= Crude: The Oil Game =

Box cover of original 1976 edition

Crude: The Oil Game, also marketed as McMulti, is a board game originally published by St. Laurent Games in 1974 that emulates the international oil market.

==Contents==
Crude: The Oil Game is a game in which players buy and sell oil on the foreign and domestic markets, and then produce and refine crude oil which is then sold to the customer.

===Components===
The game box of the 2012 Stronghold Games edition contains:
- 2 game boards: Economy and Operations
- 8 News Cards
- 7 Economy Cards
- Money Tokens
- 2 Production Dice (1 red, 1 black)
- 1 Difference Die (green)
- approximately 300 plastic pieces (Drilling Rigs, Oil Wells, Oil Refineries, Gas Stations, Crude Oil Barrels, Gasoline Barrels
- Rulebook

===Gameplay===
Each player starts with a small company, and by drilling for oil, refining it into gasoline, and selling it to the consumer, tries to build a large multinational company.

===Victory conditions===
The first player to reach a corporate value of $750 million is the winner.

==Publication history==
Crude: The Oil Game was originally designed by James J. St. Laurent, who founded St. Laurent Games to publish it. The game used paper and cardboard pieces, and did not sell well. After it went out of print, Hexagames published an unauthorized German edition in Europe called McMulti that replaced the cardboard counters with plastic pieces.

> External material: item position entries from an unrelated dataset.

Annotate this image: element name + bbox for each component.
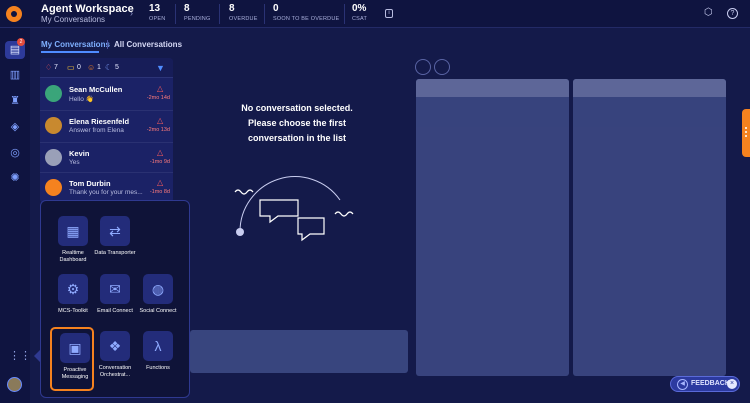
conversation-time: -2mo 14d (146, 95, 170, 101)
empty-state-message: No conversation selected. Please choose … (241, 103, 353, 143)
bell-alert-icon: △ (157, 148, 164, 157)
cube-icon[interactable]: ⬡ (704, 8, 714, 18)
avatar (45, 179, 62, 196)
user-icon[interactable]: ◎ (8, 146, 22, 160)
stat-soon-overdue[interactable]: 0 SOON TO BE OVERDUE (273, 3, 348, 22)
conversation-list: ♢ 7 ▭ 0 ☺ 1 ☾ 5 ▼ Sean McCullen Hello 👋 … (40, 58, 173, 203)
app-proactive-messaging[interactable]: ▣ Proactive Messaging (50, 327, 94, 391)
bar-chart-icon[interactable]: ▥ (8, 68, 22, 82)
tag-icon[interactable]: ◈ (8, 120, 22, 134)
conversation-time: -1mo 8d (149, 189, 170, 195)
tab-divider (107, 40, 108, 49)
conversation-preview: Yes (69, 159, 80, 166)
chat-count: 0 (77, 64, 81, 71)
robot-icon[interactable]: ♜ (8, 94, 22, 108)
messaging-icon: ▣ (60, 333, 90, 363)
conversation-preview: Thank you for your mes... (69, 189, 143, 196)
user-filter-icon[interactable]: ☺ (87, 63, 95, 72)
snooze-icon[interactable]: ☾ (105, 63, 112, 72)
column-header (416, 79, 569, 97)
divider (175, 4, 176, 24)
bell-alert-icon: △ (157, 84, 164, 93)
details-column (416, 79, 569, 376)
conversation-name: Sean McCullen (69, 85, 123, 94)
divider (264, 4, 265, 24)
column-header (573, 79, 726, 97)
placeholder-ring (415, 59, 431, 75)
app-data-transporter[interactable]: ⇄ Data Transporter (92, 216, 136, 274)
filter-funnel-icon[interactable]: ▼ (156, 63, 165, 73)
tab-my-conversations[interactable]: My Conversations (41, 40, 110, 53)
app-functions[interactable]: λ Functions (135, 331, 179, 389)
app-subtitle: My Conversations (41, 15, 106, 24)
app-email-connect[interactable]: ✉ Email Connect (92, 274, 136, 332)
conversation-item[interactable]: Tom Durbin Thank you for your mes... △ -… (40, 173, 173, 203)
app-title: Agent Workspace (41, 3, 134, 15)
chat-filter-icon[interactable]: ▭ (67, 63, 75, 72)
conversation-preview: Answer from Elena (69, 127, 124, 134)
email-icon: ✉ (100, 274, 130, 304)
app-realtime-dashboard[interactable]: ▦ Realtime Dashboard (50, 216, 94, 274)
conversation-item[interactable]: Sean McCullen Hello 👋 △ -2mo 14d (40, 79, 173, 109)
conversation-item[interactable]: Kevin Yes △ -1mo 9d (40, 143, 173, 173)
conversation-preview: Hello 👋 (69, 96, 94, 103)
left-rail (0, 28, 30, 403)
alert-icon[interactable]: ♢ (45, 63, 52, 72)
transfer-icon: ⇄ (100, 216, 130, 246)
avatar (45, 149, 62, 166)
bell-alert-icon: △ (157, 178, 164, 187)
social-icon: ◍ (143, 274, 173, 304)
conversation-name: Tom Durbin (69, 179, 111, 188)
conversation-time: -1mo 9d (149, 159, 170, 165)
apps-grid-icon[interactable]: ⋮⋮ (9, 350, 31, 362)
orchestrator-icon: ❖ (100, 331, 130, 361)
empty-state-illustration-icon (234, 176, 354, 242)
info-column (573, 79, 726, 376)
apps-menu-popup: ▦ Realtime Dashboard ⇄ Data Transporter … (40, 200, 190, 398)
message-composer-area (190, 330, 408, 373)
stat-csat[interactable]: 0% CSAT (352, 3, 412, 22)
app-social-connect[interactable]: ◍ Social Connect (135, 274, 179, 332)
dashboard-icon: ▦ (58, 216, 88, 246)
placeholder-ring (434, 59, 450, 75)
notification-badge: 2 (17, 38, 25, 46)
filter-bar: ♢ 7 ▭ 0 ☺ 1 ☾ 5 ▼ (40, 58, 173, 78)
conversation-item[interactable]: Elena Riesenfeld Answer from Elena △ -2m… (40, 111, 173, 141)
settings-icon[interactable]: ✺ (8, 171, 22, 185)
alert-count: 7 (54, 64, 58, 71)
tab-all-conversations[interactable]: All Conversations (114, 40, 182, 49)
avatar (45, 117, 62, 134)
bell-alert-icon: △ (157, 116, 164, 125)
avatar (45, 85, 62, 102)
info-icon[interactable]: i (385, 9, 393, 18)
close-icon[interactable]: × (727, 379, 737, 389)
divider (219, 4, 220, 24)
divider (344, 4, 345, 24)
feedback-label: FEEDBACK (691, 380, 730, 387)
conversation-name: Kevin (69, 149, 90, 158)
app-conversation-orchestrator[interactable]: ❖ Conversation Orchestrat... (92, 331, 136, 389)
user-count: 1 (97, 64, 101, 71)
feedback-icon: ◀ (677, 379, 688, 390)
conversation-name: Elena Riesenfeld (69, 117, 130, 126)
lambda-icon: λ (143, 331, 173, 361)
app-mcs-toolkit[interactable]: ⚙ MCS-Toolkit (50, 274, 94, 332)
help-icon[interactable]: ? (727, 8, 738, 19)
snooze-count: 5 (115, 64, 119, 71)
user-avatar[interactable] (7, 377, 22, 392)
app-logo-icon[interactable] (6, 6, 22, 22)
conversation-time: -2mo 13d (146, 127, 170, 133)
side-panel-toggle[interactable] (742, 109, 750, 157)
feedback-button[interactable]: ◀ FEEDBACK × (670, 376, 740, 392)
toolkit-icon: ⚙ (58, 274, 88, 304)
chevron-right-icon[interactable]: › (130, 8, 133, 18)
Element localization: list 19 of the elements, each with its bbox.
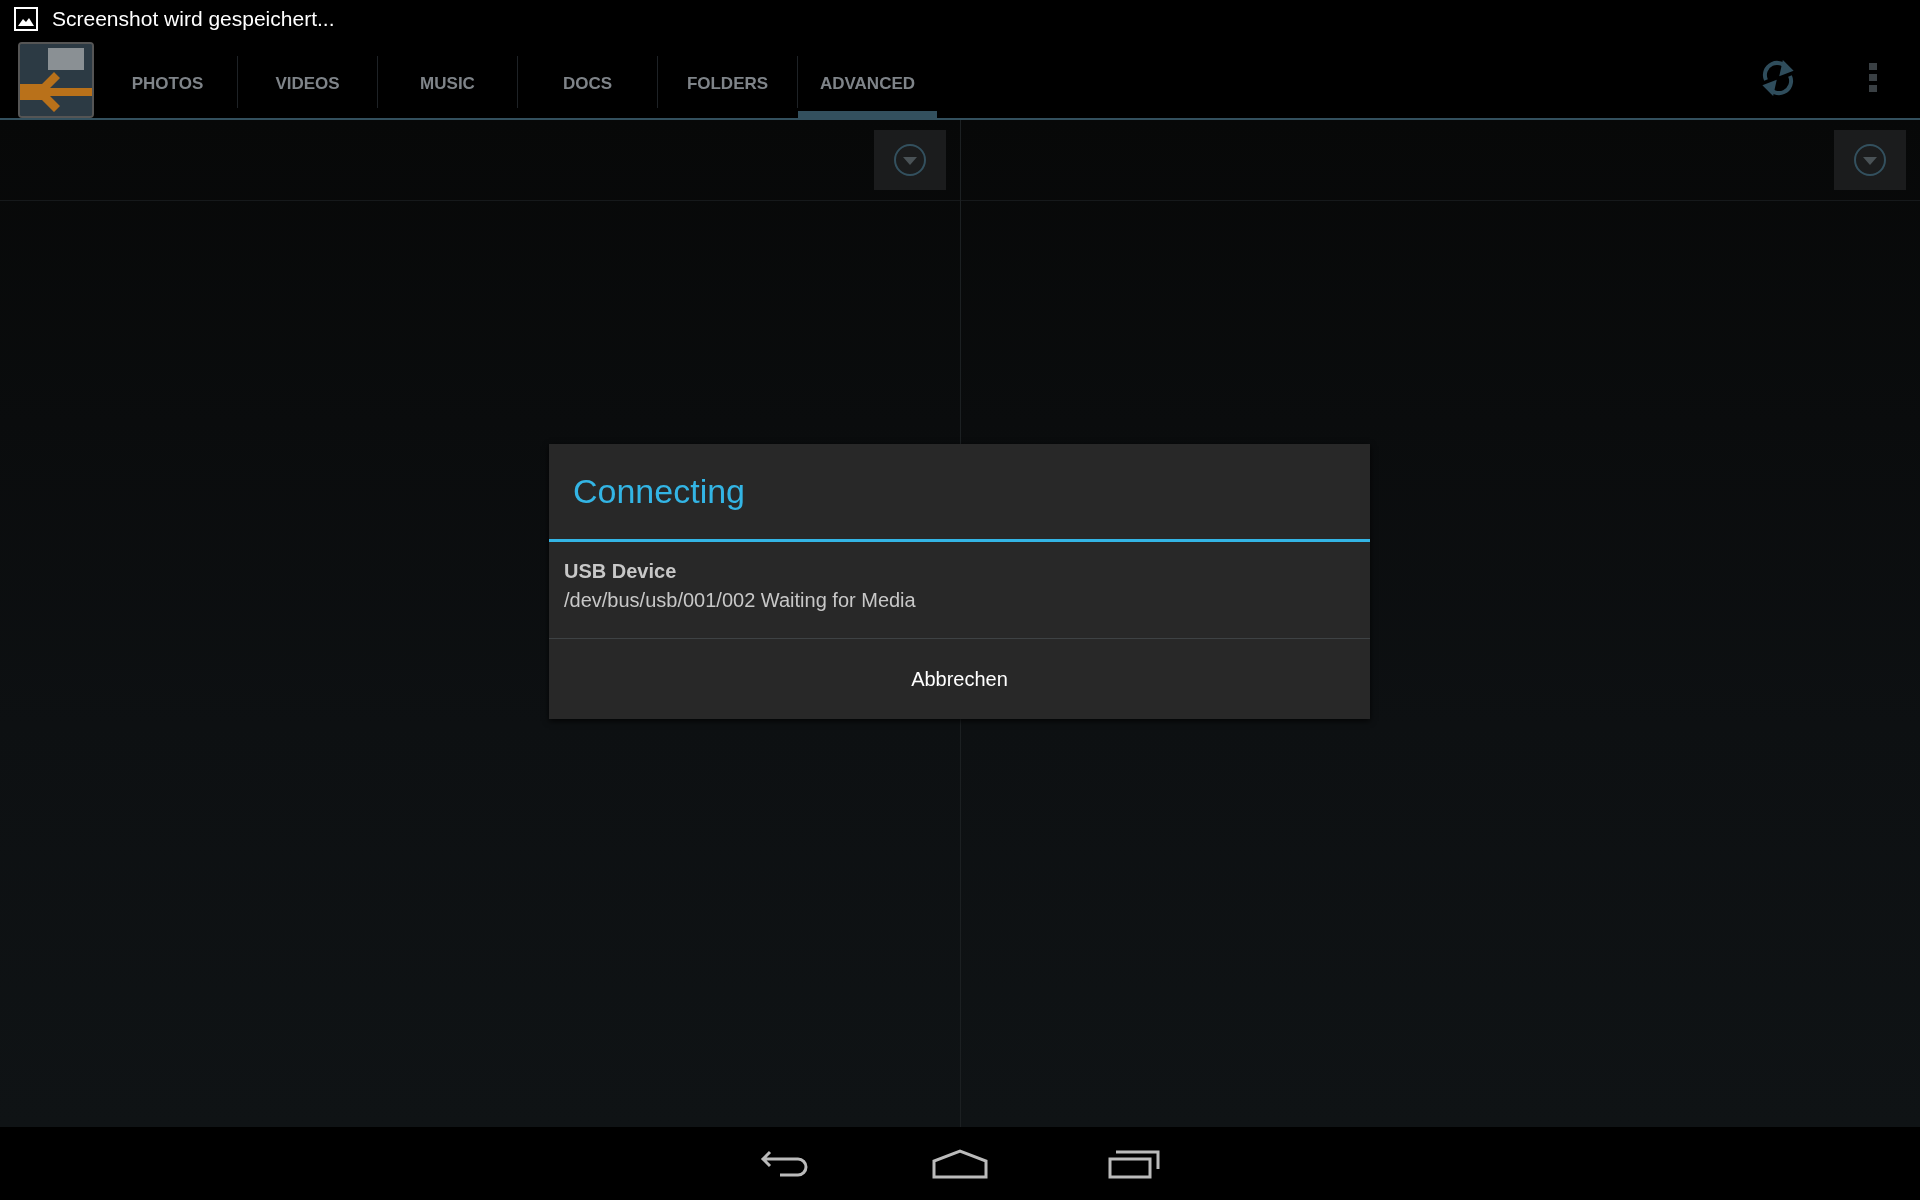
device-status: /dev/bus/usb/001/002 Waiting for Media bbox=[564, 589, 917, 612]
tab[interactable]: FOLDERS bbox=[658, 50, 797, 118]
image-icon bbox=[14, 7, 38, 31]
tab[interactable]: MUSIC bbox=[378, 50, 517, 118]
device-name: USB Device bbox=[564, 560, 678, 583]
dropdown-icon bbox=[892, 143, 927, 177]
dropdown-button[interactable] bbox=[1834, 130, 1906, 190]
dropdown-button[interactable] bbox=[873, 130, 946, 190]
overflow-menu-icon bbox=[1868, 63, 1877, 93]
tab[interactable]: DOCS bbox=[518, 50, 657, 118]
cancel-button[interactable]: Abbrechen bbox=[549, 639, 1370, 719]
tab[interactable]: VIDEOS bbox=[238, 50, 377, 118]
tab[interactable]: ADVANCED bbox=[798, 50, 937, 118]
dialog-title: Connecting bbox=[549, 444, 1370, 542]
tab[interactable]: PHOTOS bbox=[98, 50, 237, 118]
recent-apps-button[interactable] bbox=[1108, 1148, 1160, 1179]
dropdown-icon bbox=[1853, 143, 1887, 177]
home-button[interactable] bbox=[932, 1148, 988, 1179]
notification-text: Screenshot wird gespeichert... bbox=[52, 7, 335, 31]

In 2010, Stronghold Games approached James St. Laurent to produce an updated version of Crude: The Oil Game. St. Laurent worked with Stronghold for a year, but died in 2011, a year before the revised edition was published in 2012. Pegasus Games also published a licensed German version in Europe using the title McMulti.

==Reception==
In the inaugural issue of Games International, Brian Walker reviewed the reissue of the game and gave it an above average rating of 4 stars out of 5, stating "It's taken eleven years for it to reappear in the shelf, don't miss out on it this time around."

Dirk Trefzger, writing for Spielmonster, liked the game but found that games seemed long at three hours, and gameplay did not vary enough as the game progressed. He concluded that it was a "good economic game — but there is not enough variety during long games." He concluded by giving the game scores of 4 out of 6 for components, rules and playability, and 5 out of 6 for "Idea".

The website Das-SpielEn noted that the new 2014 edition was a "feature-rich" game best played with four people. The only disappointment was the money, which was provided by cardboard "coins" rather than paper bills.

WeltenSicht found that "One difficulty can be the eternal arithmetic." The reviewer also noted that playing time was significantly longer than advertised and advised players to reduce the amount needed to win in order to shorten the game.

Aaron Thomas, writing for Westpark Gamers, found that the game mechanics became rather stale as the game dragged on. Thomas gave the game only an average ranking.